The biggest problem with the tax credit, economists say, is that it could well reinflate the housing bubble that helped cause the financial crisis. The tax credit is taking taxpayer money—likely more than $45 billion of it, according to the Brookings Institution—and redistributing it to buyers and sellers of homes. “We are prolonging the adjustment of the housing market,” Calabria says. Baker agrees: “There’s an implicit assumption that we want to prop up the housing market, and I’m not sure that’s what we want to do.” He questions why home buyers deserve the handout: “Do we think we should give someone $8,000 because they bought a pizza?” He also argues that home buyers are generally middle-class, and that the credit does next to nothing for the working poor. For $8,000, Baker notes, you could pay for health care for two children under the State Children’s Health Insurance Program: “There are lots of other things you could do with the money.”

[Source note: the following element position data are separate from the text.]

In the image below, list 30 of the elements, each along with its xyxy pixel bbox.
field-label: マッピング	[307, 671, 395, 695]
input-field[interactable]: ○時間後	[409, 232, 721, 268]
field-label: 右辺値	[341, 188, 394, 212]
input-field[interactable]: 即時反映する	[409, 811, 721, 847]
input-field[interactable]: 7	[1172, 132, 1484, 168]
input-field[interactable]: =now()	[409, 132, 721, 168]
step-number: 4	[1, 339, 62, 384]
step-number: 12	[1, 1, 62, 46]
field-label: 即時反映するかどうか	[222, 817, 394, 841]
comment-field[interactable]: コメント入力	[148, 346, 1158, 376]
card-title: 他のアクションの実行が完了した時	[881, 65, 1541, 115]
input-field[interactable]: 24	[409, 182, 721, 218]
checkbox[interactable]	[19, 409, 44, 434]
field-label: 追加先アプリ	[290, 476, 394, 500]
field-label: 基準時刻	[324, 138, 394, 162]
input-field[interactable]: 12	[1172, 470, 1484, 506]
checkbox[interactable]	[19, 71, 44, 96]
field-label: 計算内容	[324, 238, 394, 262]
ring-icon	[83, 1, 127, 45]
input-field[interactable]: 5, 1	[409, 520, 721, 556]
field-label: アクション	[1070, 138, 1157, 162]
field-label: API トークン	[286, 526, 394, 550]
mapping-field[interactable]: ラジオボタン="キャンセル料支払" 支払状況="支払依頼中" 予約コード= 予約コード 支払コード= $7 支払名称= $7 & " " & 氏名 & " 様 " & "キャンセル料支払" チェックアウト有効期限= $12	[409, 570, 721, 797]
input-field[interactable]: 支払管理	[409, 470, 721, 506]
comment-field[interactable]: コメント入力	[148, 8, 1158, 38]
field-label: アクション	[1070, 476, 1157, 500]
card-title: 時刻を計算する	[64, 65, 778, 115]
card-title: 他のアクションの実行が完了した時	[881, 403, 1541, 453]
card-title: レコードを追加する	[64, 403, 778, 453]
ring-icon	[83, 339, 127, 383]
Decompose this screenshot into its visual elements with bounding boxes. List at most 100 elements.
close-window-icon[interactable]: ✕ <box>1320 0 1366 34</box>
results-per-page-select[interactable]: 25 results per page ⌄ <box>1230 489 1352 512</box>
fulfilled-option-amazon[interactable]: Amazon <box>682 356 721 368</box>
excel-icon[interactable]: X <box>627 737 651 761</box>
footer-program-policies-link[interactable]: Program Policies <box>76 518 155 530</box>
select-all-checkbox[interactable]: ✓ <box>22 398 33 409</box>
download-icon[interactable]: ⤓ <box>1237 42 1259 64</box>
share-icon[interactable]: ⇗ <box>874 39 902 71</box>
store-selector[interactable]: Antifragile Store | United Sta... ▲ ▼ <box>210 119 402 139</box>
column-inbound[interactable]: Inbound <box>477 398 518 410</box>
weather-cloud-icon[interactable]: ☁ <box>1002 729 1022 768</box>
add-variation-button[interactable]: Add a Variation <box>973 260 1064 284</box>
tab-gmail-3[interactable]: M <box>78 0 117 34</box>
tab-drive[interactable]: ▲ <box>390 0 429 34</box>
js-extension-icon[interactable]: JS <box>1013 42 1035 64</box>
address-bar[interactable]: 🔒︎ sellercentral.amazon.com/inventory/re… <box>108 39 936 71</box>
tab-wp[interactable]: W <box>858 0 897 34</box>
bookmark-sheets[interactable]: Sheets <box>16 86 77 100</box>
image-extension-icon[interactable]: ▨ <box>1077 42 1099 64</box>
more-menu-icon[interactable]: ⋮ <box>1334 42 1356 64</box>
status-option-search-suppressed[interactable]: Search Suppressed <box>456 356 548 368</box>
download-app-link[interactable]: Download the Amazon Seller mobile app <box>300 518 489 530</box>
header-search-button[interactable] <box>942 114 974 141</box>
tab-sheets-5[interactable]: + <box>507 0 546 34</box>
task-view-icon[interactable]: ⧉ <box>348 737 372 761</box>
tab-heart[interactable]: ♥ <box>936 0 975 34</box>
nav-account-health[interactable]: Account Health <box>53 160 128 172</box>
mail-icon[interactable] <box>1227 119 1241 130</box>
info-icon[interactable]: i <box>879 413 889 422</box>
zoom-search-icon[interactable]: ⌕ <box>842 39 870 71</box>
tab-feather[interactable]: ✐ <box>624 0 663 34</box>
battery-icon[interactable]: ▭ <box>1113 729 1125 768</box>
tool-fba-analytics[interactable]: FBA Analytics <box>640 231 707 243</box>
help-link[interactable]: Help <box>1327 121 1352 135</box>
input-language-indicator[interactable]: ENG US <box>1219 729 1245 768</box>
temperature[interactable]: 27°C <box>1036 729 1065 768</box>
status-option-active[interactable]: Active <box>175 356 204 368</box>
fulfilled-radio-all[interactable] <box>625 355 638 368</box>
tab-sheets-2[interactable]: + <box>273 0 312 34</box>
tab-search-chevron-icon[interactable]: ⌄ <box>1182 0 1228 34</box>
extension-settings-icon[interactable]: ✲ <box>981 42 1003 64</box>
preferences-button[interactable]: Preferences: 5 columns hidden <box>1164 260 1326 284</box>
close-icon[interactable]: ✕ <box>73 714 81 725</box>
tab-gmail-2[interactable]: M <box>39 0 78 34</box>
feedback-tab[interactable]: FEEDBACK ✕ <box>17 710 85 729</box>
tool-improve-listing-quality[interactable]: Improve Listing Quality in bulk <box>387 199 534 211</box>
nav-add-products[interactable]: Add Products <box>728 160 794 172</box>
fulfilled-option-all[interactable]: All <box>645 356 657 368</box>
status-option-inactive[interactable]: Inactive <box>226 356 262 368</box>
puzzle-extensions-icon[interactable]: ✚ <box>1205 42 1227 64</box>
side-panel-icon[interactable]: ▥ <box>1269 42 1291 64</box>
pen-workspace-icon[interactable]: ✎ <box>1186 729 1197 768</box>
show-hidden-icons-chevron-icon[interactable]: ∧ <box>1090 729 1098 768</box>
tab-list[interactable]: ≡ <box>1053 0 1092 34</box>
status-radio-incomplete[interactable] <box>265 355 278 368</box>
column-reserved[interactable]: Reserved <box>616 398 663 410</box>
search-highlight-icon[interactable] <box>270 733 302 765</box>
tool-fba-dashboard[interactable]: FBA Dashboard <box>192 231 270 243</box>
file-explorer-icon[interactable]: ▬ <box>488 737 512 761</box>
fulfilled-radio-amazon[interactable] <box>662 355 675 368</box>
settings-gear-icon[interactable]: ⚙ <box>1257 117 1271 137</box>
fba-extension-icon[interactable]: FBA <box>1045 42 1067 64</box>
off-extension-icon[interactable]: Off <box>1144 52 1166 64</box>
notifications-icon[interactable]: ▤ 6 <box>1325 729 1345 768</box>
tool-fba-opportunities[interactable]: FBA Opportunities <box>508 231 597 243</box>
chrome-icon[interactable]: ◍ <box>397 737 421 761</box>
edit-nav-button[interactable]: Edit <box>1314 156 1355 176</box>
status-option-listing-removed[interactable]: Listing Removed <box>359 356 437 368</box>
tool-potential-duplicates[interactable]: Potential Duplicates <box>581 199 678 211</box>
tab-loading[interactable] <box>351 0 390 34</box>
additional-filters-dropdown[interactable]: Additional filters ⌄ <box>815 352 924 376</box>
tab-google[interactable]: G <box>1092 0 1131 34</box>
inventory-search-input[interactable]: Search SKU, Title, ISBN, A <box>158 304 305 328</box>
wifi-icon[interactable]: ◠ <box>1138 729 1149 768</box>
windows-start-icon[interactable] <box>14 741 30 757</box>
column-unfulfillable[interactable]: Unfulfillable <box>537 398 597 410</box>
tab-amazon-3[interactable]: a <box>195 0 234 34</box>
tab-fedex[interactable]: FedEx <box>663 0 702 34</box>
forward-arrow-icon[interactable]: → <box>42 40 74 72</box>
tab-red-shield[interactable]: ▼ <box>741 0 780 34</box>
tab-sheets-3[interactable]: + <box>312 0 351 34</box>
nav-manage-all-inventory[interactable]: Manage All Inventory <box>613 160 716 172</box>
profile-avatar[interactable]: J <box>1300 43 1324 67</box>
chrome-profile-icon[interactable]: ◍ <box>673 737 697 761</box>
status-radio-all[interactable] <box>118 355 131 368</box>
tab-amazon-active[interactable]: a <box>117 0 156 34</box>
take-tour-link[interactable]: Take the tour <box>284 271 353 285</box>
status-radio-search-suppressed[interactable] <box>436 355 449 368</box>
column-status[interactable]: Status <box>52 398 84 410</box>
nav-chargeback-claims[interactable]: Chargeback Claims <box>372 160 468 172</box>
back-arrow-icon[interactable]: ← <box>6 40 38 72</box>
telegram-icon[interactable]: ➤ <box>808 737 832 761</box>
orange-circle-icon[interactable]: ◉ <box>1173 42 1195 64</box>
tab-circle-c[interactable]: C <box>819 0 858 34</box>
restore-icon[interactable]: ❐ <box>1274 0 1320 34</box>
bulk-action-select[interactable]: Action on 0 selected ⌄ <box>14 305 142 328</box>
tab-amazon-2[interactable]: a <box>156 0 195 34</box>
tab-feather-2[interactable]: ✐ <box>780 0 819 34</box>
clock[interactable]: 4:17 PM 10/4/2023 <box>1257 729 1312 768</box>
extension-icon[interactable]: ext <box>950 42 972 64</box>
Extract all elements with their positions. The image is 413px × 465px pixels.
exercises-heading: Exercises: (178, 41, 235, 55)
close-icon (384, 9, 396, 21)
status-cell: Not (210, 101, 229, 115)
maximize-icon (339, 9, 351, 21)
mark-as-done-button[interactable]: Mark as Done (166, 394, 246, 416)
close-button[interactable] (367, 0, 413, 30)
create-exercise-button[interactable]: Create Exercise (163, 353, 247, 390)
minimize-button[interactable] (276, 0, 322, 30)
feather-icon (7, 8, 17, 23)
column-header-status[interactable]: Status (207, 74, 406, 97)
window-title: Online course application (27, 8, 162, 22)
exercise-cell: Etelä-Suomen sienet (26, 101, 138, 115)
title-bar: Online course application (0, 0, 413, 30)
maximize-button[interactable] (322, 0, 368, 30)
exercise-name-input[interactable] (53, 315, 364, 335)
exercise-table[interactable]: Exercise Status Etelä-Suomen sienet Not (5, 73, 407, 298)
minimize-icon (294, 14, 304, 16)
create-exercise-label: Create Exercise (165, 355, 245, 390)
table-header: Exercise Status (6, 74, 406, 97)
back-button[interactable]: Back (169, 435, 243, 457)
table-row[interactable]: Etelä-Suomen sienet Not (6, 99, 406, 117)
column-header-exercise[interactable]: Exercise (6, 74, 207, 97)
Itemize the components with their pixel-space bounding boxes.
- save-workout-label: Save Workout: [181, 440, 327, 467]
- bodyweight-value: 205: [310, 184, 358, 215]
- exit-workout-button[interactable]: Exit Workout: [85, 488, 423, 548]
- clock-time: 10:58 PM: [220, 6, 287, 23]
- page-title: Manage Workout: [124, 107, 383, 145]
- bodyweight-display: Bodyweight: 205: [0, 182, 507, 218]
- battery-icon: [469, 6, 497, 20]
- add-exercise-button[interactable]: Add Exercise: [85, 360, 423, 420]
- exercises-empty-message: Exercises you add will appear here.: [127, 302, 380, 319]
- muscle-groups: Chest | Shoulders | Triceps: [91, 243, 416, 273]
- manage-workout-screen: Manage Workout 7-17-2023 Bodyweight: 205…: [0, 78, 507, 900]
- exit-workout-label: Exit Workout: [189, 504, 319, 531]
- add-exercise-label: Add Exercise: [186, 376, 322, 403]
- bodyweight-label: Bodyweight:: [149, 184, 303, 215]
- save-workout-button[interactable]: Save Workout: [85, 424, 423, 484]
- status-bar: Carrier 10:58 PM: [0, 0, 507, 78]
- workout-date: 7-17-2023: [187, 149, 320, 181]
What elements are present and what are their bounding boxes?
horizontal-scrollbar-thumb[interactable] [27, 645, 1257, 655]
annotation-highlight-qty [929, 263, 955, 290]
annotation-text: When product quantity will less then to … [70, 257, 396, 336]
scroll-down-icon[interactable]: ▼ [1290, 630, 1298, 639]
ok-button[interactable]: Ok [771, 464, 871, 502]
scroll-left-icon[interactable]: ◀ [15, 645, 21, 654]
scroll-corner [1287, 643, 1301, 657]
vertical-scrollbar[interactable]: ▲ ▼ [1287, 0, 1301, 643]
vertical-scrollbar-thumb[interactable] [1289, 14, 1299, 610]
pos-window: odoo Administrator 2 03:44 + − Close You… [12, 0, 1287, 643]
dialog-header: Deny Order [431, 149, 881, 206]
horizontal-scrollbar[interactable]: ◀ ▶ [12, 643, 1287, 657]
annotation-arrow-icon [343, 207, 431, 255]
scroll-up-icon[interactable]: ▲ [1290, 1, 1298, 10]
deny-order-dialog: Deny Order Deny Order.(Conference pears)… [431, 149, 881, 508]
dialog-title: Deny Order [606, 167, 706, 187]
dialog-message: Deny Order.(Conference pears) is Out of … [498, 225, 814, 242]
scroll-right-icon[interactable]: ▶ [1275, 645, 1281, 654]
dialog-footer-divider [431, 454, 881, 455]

Calabria and Baker both say that renters are getting an especially raw deal in this legislation. Calabria notes that the tax credit is the continuation of a “very large bias” in our federal policies toward home ownership. But in the wake of a foreclosure-fueled financial crisis, Washington’s continuing slant toward home owners deserves questioning. “Clearly you cannot continue with a straight face and go around saying housing is the absolute best investment for households,” he says.

In theory, the first-time home-buyer tax credit, which was first passed after Sen. Johnny Isakson (R-Ga.) added it to the Democrats’ stimulus package, is supposed to stimulate the economy by encouraging people to buy homes. But most people who have received the credit so far were going to buy homes anyway. The National Association of Realtors estimates that only one in five people who received the credit bought a home because of it. This means that the actual cost of the bill is north of $40,000 for each “stimulated” home purchase.

Why does Washington work this way? Calabria has a theory. “I spent seven years working in the Senate and I can say that there is an utter lack of basic economics,” he says. “I’m not talking about radical free-market stuff—just the 90 percent of stuff that Paul Krugman and I would agree on.”